Even the sports weekly L’Equipe pays glowing tribute to John Paul II. The journal claims that Karol Wojtyla may have developed the skills of guardian angel from his love for sports. It recalls that he was already the talented goalkeeper of his school football team with a reputation that extended beyond his hometown way back in 1936.
L’Express looks ahead to the beatification, noting that there has been some criticism within the church hierarchy of the rush to canonize John Paul II just six years after his death. Dissenting voices wanted more time to investigate the candidate’s qualification for sainthood. The magazine explains that Pope Benedict the XVI has staked his personality to get the process underway. The Vatican has compiled a solid file to back the popular clamour for beatification, arguing that it is the man, the outstanding figure, and not the pope who is being canonized.
French President Nicholas Sarkozy is the cover story in this week’s Le Point, for another week running as it continues its examination of his four years in office. The right-leaning magazine takes a swipe at the so-called friends of Le Fouquet’s, the posh Parisian restaurant where Sarkozy threw his victory party four years ago. Le Point carried out an investigation to find out 'who is who' in the president’s inner circle. It reports that some 50 politicians, prominent business figures and celebrities belong to the exclusive club. The magazine tells all about those who have profited from Sarkozy’s friendship and what they earned from it. According to Le Point, they are part of a small privileged cast who, on the night of Sarkozy’s victory, found themselves at the centre of a new fantasy world of “demi-gods” protected and favoured by the monarch himself.

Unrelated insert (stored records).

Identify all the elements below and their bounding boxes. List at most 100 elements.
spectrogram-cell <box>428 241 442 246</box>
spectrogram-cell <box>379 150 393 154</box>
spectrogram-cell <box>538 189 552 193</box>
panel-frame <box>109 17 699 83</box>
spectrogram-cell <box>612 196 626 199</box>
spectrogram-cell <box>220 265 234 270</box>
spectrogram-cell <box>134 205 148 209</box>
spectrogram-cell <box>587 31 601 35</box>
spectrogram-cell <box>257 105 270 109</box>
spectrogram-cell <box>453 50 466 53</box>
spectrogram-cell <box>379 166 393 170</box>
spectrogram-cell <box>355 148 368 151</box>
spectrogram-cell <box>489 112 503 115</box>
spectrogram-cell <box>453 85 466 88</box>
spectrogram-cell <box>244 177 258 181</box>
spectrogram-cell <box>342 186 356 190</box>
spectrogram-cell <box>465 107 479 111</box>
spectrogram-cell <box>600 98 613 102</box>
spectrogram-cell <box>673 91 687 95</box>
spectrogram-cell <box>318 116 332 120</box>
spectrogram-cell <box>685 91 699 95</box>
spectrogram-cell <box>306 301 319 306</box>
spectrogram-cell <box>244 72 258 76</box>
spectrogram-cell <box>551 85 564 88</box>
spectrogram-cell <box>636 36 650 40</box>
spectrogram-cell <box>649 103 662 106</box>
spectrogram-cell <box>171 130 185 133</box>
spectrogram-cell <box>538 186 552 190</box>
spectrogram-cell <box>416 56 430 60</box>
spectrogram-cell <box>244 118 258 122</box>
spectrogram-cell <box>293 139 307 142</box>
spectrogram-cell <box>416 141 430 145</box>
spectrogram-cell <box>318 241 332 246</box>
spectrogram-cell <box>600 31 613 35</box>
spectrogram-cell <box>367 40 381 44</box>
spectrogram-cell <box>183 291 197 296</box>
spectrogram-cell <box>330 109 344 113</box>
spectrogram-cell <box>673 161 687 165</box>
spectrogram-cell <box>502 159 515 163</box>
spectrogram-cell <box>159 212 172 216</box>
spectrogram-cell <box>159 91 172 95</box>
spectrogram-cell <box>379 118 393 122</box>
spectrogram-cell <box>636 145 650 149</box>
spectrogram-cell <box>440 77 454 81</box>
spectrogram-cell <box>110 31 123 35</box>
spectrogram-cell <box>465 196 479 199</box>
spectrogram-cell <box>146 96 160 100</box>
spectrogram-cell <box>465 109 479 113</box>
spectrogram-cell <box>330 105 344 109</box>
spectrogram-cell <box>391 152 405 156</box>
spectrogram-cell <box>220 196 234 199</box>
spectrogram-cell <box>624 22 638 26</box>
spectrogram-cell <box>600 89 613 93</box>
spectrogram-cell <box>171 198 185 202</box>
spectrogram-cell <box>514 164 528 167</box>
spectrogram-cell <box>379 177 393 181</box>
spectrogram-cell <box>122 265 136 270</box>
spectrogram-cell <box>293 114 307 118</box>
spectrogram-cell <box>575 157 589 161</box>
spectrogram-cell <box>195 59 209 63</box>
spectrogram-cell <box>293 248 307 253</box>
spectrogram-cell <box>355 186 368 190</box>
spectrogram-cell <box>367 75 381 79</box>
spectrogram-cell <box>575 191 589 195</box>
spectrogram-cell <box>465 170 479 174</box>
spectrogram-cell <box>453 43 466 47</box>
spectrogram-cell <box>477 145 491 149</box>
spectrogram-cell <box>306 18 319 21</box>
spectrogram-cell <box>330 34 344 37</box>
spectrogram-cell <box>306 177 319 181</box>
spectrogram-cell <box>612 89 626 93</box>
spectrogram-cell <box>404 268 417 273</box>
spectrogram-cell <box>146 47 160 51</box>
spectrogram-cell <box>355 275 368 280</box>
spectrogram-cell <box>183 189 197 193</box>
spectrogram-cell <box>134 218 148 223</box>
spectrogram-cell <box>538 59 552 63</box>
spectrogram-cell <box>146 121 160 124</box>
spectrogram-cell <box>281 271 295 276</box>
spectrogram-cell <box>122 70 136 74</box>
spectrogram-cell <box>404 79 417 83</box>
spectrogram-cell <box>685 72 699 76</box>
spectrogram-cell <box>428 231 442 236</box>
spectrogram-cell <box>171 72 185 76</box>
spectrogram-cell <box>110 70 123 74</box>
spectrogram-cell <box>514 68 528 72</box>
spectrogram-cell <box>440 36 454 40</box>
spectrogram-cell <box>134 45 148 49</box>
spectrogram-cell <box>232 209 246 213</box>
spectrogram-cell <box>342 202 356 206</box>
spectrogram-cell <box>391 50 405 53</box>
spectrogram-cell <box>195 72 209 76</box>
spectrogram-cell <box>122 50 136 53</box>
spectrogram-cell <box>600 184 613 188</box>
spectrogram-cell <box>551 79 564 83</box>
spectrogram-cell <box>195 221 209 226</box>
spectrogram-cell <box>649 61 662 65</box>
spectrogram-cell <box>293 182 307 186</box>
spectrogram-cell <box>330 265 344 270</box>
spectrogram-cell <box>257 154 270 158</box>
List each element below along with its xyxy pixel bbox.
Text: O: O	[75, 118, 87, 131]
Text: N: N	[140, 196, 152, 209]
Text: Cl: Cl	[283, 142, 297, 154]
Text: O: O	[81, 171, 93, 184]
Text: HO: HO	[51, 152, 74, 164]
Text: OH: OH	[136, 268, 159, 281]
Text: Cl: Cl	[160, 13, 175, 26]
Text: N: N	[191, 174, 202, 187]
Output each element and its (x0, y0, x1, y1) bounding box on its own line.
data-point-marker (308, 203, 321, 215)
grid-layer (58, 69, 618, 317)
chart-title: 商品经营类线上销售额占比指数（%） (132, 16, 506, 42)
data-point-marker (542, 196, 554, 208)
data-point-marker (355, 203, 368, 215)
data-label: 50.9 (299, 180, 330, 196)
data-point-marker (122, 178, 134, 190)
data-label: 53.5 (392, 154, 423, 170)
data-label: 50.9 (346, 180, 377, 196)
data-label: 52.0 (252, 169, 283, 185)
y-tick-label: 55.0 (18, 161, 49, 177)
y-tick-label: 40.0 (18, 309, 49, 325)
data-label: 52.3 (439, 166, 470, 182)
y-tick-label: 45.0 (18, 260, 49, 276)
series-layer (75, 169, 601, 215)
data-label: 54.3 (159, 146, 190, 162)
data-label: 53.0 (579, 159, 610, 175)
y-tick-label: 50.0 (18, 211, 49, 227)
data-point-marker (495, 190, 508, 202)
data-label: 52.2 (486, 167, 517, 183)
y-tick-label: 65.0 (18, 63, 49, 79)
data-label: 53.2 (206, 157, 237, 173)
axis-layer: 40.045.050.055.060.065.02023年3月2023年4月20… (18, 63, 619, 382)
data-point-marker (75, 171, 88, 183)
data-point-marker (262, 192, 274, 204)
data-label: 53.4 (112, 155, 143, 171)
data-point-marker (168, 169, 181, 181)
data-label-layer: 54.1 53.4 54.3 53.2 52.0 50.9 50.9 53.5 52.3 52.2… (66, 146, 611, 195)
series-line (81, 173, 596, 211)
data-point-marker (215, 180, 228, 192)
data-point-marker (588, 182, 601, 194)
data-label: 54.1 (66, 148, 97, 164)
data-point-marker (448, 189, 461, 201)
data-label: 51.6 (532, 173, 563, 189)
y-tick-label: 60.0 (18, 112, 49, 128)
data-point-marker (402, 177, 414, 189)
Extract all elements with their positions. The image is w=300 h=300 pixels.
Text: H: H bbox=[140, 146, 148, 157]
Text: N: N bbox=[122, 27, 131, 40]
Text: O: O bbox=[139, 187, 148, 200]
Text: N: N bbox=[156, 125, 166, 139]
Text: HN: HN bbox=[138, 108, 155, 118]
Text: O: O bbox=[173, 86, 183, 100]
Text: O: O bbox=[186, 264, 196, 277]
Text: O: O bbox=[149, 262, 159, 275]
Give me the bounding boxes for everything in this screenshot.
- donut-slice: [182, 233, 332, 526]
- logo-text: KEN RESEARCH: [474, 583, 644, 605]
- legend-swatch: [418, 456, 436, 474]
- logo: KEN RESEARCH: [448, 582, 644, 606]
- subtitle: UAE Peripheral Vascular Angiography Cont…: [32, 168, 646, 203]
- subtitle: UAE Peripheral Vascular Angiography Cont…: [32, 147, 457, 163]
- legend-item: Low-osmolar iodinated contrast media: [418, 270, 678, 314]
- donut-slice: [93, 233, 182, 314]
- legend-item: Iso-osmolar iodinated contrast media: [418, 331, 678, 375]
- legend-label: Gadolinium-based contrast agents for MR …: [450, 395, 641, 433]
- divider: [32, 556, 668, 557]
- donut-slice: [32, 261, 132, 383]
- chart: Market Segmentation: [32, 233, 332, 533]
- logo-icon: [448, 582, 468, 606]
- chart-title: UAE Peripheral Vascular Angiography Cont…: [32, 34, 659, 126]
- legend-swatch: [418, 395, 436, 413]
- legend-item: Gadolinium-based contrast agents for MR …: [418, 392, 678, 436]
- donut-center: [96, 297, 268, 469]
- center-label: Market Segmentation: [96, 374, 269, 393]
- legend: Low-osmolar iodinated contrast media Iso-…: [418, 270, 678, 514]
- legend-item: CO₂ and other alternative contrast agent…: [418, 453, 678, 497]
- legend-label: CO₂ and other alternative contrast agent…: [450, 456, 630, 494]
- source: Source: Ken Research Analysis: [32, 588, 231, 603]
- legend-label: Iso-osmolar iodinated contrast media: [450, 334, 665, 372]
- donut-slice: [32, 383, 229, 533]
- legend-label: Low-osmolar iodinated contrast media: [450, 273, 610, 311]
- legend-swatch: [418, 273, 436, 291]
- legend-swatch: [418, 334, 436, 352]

L’Express begins a special coverage to marks the 30th anniversary of François Mitterrand’s accession to power in 1981.The conservative journal gathered testimonies from personalities who played key roles during Mitterrand’s 14 years in power, and marvels at the quantity of valuable material which hasn’t been brought into the public domain The magazine reviews a flurry of new books offering various depictions of the time by some of Mitterrand’s closest aides – notably the just-released thriller titled 'Blows and Injuries' by Mitterrand’s long time friend and foreign minister Roland Dumas..
Le Nouvel Observateur looks at the military intervention in Libya warning that the debate about France’s role in the conflict has been eclipsed. The left-leaning journal says it is France that initiated the UN resolution authorising the airstrikes against the Libyan regime to prevent the massacre of civilians. The magazine claims that six weeks after the launch of the operation, the raids have fallen short of meeting that objective. Le Nouvel Observateur argues that the government must now explain why it took France to such a war. The journal is stunned by the silence of politicians and the absence of any debate about why the government took France to war in Libya at the first place.
L’Express sampled the opinion of an ex-French envoy to Tripoli Patrick Haimzadeh . The author of a new book titled “In the Heart of Kadhafi’s Libya”, blames the allies for pushing the rebellion to adopt a combat strategy that is incompatible with the military situation on the ground. Haimzadeh tells the magazine that bombs and airstrikes won’t win the war. The allied operation, he says, was sheer gesticulation driven more by emotions rather than by any determined policy.